Goby the Trash Fish and Nudge Marketing

Behavioral economics is the study of how and why consumers do not always act rationally —rational behavior is one of the fundamental assumptions underlying classical economics. Behavioral economics helps explain things like why consumers make impulse purchases and incorrectly value goods and services. Two of my favorite behavioral economists are Dan Ariely and Steven D. Levitt, authors of Predictably Irrational and Freakonomics, respectively–two books I highly recommend.

Nudge marketing is a key form of behavioral economics. It involves providing subtle “nudges” to guide human behavior in ways that serve marketers’ needs. Here we take a look at some interesting examples of how elements of behavioral economics can be put to work in the field of marketing.

For example, researchers at New Mexico State University conducted several experiments using nudge techniques in grocery stores. In one, they stretched a piece of duct tape across shoppers’ grocery carts and showed shoppers a flier that instructed them to put fruits and vegetables in front of the tape, everything else behind the tape. This simple act resulted in a 102 percent increase in the purchase of fruits and vegetables! In another case, a series of large green arrows were added to the floor of the grocery store to make a trail to the produce section. Shoppers followed the arrows nine out of ten times. Just as the marketers intended them to.

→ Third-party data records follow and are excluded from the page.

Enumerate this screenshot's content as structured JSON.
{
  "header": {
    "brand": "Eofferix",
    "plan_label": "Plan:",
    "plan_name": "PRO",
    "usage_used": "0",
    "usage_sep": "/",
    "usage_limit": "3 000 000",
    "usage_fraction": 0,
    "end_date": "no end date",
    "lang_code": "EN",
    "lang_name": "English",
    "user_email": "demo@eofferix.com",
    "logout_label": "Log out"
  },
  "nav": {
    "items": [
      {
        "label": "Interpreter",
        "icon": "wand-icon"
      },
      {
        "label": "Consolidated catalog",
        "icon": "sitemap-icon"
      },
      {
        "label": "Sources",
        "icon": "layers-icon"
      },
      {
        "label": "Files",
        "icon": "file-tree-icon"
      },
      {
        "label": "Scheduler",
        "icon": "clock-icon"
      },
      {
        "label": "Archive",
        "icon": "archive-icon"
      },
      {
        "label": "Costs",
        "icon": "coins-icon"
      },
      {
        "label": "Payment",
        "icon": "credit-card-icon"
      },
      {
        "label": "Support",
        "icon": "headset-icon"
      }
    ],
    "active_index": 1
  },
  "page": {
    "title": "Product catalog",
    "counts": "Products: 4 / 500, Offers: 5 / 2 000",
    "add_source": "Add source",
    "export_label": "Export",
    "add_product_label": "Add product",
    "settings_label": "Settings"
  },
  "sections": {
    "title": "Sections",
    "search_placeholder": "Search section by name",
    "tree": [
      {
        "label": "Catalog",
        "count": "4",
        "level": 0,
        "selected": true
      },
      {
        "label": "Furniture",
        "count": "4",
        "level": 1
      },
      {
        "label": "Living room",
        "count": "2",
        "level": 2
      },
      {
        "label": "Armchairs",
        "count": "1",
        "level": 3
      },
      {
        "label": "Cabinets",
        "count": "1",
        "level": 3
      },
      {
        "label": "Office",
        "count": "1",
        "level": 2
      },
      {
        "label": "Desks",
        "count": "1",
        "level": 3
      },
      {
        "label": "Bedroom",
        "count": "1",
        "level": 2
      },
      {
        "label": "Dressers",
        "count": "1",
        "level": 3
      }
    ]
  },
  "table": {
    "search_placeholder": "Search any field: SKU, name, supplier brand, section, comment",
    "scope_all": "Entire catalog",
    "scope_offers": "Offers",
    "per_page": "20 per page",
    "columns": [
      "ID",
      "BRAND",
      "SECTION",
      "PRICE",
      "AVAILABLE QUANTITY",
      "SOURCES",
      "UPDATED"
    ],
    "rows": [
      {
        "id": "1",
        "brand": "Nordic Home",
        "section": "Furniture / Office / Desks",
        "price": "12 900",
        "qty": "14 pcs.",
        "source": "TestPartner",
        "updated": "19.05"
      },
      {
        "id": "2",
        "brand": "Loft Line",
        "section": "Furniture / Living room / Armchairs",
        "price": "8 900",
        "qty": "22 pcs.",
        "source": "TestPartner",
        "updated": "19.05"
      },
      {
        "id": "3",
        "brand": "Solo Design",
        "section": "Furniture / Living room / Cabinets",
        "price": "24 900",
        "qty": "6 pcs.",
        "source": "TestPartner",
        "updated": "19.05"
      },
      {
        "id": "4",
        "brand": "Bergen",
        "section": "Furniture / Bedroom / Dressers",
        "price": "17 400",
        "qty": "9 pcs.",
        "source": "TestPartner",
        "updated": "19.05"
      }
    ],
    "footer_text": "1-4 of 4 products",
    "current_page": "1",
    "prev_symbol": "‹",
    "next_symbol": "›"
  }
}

More recently, a beach in India used nudge marketing to tackle a common problem plaguing beaches and oceans: trash, specifically plastic. The beach is now home to a large, see-through fish sculpture made from barbed wire and mesh. The fish’s name is Goby. Attached to Goby is a sign that reads, “Goby loves plastic, please feed him.” Kids seem to love finding “food” for Goby. They’ve been picking up so much trash to deposit into the artistic receptacle that Goby regularly has to be taken from the beach to be emptied before being returned to his home. This little experiment in behavioral economics has been much more effective than the typical dirty blue trash bins that we see at many beaches around the world.

Nudge marketing does what it says—it provides small, subtle, psychological pushes to guide people in the direction the marketers want them to go. Best of all, it’s providing to be far more effective than blatant, in-your-face attempts to steer human behavior.

How could you apply principles of nudge marketing to move consumers in the directions you’d like them to go?